Experimental speech research has traditionally been focussed on factorial
experiments, that is, experiments in which a
number of factors are defined that are hypothesised to influence some aspects
of speech behaviour, in production or in perception (see Chapter 9). The amount of speech
in these experiments has typically been small, if only because it was
practically impossible to record large amounts of speech in production
experiments or to generate large amounts for perception experiments. The major
causes of the limitations were in the tight control of the speech needed for
well designed factorial experiments and in the
time required from the subjects. Tight control is necessary to prevent the
outcome of factorial experiments from being
meaningless: this type of experiment requires that all conceivable factors
different from the small number under study be kept constant, whereas the
experimental factors are varied over a limited range. It is not our
intention to criticise factorial experiments, if
only because they have contributed to virtually all the knowledge we have
about speech and because until recently there was hardly an alternative. But
it must be acknowledged that, precisely because of the tight control, the speech
used in the older experiments may not have been exactly ``communicative''. In
the majority of the cases the subjects performed in situations which are quite
remote from normal communicative behaviour; therefore, some caution should be
exercised in generalising the results of controlled
experiments to ``normal communicative'' speech.
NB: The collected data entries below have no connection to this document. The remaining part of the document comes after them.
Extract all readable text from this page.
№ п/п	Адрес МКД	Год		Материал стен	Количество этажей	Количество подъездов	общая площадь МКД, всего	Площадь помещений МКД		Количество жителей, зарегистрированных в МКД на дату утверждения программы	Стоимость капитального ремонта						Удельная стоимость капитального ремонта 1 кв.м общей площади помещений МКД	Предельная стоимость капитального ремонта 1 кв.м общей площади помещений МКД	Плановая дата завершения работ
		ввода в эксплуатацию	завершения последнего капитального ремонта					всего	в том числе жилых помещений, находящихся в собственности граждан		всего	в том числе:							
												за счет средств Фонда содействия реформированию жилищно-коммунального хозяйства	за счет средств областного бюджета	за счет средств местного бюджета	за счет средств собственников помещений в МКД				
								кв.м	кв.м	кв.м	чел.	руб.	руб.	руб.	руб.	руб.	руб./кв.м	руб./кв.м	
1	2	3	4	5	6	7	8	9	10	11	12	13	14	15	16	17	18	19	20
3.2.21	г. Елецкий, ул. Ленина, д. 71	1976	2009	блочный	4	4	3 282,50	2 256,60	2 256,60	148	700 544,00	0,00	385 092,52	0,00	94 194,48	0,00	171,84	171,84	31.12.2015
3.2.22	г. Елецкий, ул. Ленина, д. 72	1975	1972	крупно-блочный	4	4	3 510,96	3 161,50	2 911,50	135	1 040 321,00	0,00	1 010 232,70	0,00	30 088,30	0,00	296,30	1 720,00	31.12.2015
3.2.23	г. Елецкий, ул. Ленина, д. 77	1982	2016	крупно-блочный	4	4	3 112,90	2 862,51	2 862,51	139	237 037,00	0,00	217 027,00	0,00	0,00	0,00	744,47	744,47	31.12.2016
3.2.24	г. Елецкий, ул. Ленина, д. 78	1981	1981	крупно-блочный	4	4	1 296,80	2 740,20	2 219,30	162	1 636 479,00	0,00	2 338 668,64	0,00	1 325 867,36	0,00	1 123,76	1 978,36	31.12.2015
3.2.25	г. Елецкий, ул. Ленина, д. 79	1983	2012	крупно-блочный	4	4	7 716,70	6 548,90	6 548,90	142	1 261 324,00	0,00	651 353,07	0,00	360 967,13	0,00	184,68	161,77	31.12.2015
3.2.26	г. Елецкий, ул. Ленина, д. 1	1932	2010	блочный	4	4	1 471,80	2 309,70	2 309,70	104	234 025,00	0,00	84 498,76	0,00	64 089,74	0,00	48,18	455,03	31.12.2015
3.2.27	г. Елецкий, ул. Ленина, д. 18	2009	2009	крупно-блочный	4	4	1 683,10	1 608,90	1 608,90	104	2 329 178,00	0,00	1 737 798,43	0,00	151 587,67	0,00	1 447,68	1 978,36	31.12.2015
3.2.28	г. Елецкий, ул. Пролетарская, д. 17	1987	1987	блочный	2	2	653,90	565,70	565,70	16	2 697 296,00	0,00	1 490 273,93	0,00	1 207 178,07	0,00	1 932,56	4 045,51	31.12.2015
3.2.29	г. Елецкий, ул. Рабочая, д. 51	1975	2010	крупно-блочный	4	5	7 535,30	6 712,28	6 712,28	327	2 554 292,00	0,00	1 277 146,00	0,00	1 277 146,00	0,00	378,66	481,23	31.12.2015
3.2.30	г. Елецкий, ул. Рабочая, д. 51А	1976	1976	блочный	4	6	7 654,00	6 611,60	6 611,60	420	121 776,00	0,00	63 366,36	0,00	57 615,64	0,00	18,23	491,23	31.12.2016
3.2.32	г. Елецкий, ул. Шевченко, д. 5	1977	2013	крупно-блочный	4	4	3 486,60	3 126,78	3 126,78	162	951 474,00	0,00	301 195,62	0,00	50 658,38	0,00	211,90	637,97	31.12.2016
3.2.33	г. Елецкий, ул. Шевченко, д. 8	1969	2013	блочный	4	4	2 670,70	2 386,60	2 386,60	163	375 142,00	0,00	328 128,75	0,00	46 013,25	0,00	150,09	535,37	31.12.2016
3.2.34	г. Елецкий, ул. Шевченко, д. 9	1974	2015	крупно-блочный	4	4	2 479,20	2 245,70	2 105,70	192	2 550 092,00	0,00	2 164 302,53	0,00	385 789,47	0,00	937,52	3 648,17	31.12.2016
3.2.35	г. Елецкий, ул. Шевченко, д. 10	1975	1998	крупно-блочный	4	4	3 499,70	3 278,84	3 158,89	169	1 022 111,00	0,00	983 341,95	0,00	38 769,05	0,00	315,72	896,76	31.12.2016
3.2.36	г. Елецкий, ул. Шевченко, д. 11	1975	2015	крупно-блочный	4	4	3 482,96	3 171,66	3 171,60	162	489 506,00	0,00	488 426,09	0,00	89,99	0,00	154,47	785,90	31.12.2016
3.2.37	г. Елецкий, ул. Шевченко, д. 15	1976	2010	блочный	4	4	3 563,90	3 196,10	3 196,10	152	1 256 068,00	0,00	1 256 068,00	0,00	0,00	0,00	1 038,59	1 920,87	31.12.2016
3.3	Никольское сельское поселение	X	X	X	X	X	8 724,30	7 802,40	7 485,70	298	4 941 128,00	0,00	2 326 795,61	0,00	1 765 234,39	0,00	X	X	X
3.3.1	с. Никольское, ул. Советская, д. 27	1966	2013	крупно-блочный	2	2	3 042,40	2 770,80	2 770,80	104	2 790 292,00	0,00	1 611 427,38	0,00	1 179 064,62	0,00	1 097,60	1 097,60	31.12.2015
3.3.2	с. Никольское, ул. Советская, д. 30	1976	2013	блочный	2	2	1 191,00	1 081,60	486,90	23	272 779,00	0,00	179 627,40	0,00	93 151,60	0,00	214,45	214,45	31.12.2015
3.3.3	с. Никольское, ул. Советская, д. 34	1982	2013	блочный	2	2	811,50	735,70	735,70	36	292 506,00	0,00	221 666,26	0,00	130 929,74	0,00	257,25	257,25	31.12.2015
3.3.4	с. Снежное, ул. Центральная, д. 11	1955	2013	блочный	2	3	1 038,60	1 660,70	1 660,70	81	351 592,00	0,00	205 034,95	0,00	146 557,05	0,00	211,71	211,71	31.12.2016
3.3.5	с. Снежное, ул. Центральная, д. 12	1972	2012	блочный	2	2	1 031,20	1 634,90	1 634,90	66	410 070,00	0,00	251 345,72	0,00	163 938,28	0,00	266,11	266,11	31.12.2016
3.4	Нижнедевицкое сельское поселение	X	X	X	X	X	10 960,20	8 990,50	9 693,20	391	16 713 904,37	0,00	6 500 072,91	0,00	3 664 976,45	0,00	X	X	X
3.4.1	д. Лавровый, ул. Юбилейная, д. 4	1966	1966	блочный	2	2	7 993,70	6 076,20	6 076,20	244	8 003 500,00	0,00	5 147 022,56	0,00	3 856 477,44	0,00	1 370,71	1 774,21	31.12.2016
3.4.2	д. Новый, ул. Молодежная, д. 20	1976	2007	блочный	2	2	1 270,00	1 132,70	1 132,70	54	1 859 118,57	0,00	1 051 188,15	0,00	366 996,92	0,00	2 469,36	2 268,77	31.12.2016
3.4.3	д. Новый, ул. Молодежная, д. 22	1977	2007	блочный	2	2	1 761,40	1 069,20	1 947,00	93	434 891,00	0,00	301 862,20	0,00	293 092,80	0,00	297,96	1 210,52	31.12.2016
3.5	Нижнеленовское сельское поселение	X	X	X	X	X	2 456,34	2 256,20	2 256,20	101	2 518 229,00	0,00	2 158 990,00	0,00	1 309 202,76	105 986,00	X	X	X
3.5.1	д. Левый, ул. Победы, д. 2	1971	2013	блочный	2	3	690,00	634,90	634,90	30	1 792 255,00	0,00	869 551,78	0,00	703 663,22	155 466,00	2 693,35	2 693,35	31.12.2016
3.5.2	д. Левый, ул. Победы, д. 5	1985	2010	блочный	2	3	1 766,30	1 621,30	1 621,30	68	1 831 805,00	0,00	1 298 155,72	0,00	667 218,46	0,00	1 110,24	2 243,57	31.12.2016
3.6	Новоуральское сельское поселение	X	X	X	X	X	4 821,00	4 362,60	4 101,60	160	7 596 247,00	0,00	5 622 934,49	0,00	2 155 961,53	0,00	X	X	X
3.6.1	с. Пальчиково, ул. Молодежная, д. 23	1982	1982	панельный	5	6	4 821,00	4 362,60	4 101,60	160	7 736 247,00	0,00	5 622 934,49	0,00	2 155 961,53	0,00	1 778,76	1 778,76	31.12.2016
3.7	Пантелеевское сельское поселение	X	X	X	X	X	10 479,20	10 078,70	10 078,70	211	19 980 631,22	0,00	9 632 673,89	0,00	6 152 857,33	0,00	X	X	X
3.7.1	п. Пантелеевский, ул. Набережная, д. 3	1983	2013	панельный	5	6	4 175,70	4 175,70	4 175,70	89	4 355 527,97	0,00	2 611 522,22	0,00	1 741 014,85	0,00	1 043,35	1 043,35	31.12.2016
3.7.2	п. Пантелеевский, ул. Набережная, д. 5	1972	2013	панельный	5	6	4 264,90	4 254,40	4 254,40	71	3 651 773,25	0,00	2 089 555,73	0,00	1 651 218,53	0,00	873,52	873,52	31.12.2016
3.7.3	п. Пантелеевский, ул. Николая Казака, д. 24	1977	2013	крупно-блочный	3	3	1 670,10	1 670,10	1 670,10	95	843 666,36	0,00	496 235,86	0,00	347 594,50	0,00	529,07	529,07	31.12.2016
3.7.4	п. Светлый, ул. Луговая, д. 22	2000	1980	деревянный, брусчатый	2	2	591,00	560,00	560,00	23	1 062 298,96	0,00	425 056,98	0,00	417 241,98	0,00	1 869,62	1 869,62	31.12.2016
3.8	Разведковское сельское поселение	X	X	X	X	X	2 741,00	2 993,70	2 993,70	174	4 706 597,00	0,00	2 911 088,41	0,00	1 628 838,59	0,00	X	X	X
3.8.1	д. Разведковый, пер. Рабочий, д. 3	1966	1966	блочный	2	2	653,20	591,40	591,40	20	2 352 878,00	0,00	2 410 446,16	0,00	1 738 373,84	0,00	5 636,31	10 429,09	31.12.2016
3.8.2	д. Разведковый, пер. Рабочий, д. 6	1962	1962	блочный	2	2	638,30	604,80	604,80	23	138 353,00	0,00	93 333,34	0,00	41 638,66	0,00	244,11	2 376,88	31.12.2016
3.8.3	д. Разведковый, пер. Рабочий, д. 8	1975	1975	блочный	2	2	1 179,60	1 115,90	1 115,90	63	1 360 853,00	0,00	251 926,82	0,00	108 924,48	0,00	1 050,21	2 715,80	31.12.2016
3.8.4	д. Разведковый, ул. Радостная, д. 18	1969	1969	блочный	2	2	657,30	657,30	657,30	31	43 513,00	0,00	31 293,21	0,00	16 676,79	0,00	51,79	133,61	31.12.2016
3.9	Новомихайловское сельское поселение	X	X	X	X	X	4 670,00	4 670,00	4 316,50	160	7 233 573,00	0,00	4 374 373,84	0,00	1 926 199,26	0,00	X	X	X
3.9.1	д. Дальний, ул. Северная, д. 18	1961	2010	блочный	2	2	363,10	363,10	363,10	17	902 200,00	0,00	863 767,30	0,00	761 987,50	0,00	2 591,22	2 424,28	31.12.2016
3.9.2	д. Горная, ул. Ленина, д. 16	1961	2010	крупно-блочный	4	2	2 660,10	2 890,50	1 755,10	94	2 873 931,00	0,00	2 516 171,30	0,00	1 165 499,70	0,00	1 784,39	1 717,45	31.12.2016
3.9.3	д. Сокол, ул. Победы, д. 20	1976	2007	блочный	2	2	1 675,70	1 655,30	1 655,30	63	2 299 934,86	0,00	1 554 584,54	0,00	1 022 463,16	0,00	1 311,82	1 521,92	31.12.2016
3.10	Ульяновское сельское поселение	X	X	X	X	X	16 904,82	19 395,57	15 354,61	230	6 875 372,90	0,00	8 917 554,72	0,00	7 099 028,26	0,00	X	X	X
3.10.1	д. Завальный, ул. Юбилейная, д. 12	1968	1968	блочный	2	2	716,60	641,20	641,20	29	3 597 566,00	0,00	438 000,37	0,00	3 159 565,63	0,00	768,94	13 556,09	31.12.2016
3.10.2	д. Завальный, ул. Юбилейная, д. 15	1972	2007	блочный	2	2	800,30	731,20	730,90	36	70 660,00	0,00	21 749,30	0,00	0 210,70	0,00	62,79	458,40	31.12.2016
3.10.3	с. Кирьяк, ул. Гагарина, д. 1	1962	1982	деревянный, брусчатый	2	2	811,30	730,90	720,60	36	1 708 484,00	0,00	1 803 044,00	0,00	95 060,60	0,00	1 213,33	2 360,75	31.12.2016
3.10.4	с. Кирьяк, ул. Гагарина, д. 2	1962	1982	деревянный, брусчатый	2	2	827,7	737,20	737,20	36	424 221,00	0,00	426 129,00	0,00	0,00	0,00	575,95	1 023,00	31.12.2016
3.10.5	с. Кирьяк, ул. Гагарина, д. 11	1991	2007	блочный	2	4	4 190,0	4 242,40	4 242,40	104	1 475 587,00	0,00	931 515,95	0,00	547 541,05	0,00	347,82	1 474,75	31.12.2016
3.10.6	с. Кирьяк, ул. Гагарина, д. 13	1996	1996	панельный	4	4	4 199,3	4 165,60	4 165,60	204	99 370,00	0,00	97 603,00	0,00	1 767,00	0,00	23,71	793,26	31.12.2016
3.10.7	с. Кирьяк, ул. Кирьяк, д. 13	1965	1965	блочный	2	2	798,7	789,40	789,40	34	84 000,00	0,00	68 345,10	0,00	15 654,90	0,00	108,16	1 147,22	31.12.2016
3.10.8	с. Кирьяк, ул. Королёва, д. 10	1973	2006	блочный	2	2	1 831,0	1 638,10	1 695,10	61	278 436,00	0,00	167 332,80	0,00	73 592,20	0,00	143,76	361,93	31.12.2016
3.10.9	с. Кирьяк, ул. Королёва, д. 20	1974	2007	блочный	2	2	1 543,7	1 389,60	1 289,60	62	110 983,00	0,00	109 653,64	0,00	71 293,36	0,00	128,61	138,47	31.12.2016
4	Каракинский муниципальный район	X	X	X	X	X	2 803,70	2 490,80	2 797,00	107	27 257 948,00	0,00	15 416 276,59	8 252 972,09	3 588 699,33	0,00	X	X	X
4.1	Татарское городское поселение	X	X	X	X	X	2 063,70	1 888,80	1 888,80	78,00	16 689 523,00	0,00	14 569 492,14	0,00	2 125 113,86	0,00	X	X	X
Another reason to be careful in interpreting results of factorial
experiments is the possibility that the
experimenter did not completely succeed in keeping all non-experimental
factors constant: it may be the case that non-experimental factors did co-vary
with experimental ones, thereby being responsible for at least part of the
effects attributed to the experimental factor(s). One case in point is
intonation research, that has been pretty much focussed on
pitch and on duration effects. There is, however,
increasing evidence that other factors like spectral structure,
spectral slope, spectral
dynamics, etc. also play a role, and perhaps one that
is quite important. In short: there is a danger that factorial
experiments lead to overestimating the impact of
the factors under investigation, at the cost of factors that were supposed to
be constant, but that actually co-varied so as to enforce the effects of the
experimental factors.
Now that very large corpora are becoming available, it is possible to set up another
type of experiment, in which the behaviour of one or more specific factors is
investigated in a very large, perhaps comprehensive number of different
contexts. Instead of trying to neutralise the effect of concomitant factors by
trying to keep them constant (which will normally mean that one of the many
different levels of such factors is selected, e.g. a voiceless
stop as the right neighbour of the phonemes under
study, or only syllables which have a prominence lending
High-Low pitch contour), one may try instead to sample many
different contexts. Of course, in order to make this type of research
feasible, one has to assume that subject effects can be treated in exactly the
same way as context effects, because it will still be extremely difficult to
have subjects perform for very long periods of time. In designing corpus based
experiments one must be aware of the extreme skewing of many frequency
distributions observed in spoken language. For
instance, in all languages for which data on phoneme
frequencies are available it has appeared that within a system some
phonemes occur much more often than other
phonemes . Random sampling would leave
one with a very high likelihood of missing infrequent phonemes
and of missing possible contexts, unless the total corpus is made excessively
large. Greedy algorithms [Van Santen (1992)] can be
used to find the minimum amount of linguistic material that covers a maximum
number of phenomena, but even with the use of greedy
algorithms it cannot be guaranteed that all possibly relevant conditions are
indeed covered: conditions which are not formulated as targets for the
search will only be present by chance. Since complete coverage is not practically
attainable, corpus research must deal with missing data in one way or another.
Attempts have been made to handle missing data by means of knowledge-based
arithmetic models, including all relevant parameters; alternatively, ``blind''
statistical modelling techniques like CART (Classification And Regression Trees) can be used. There seems to be some
preference for arithmetic models, unless one can guarantee that the missing
data are not concentrated in a few subspaces [Van Santen (1994)].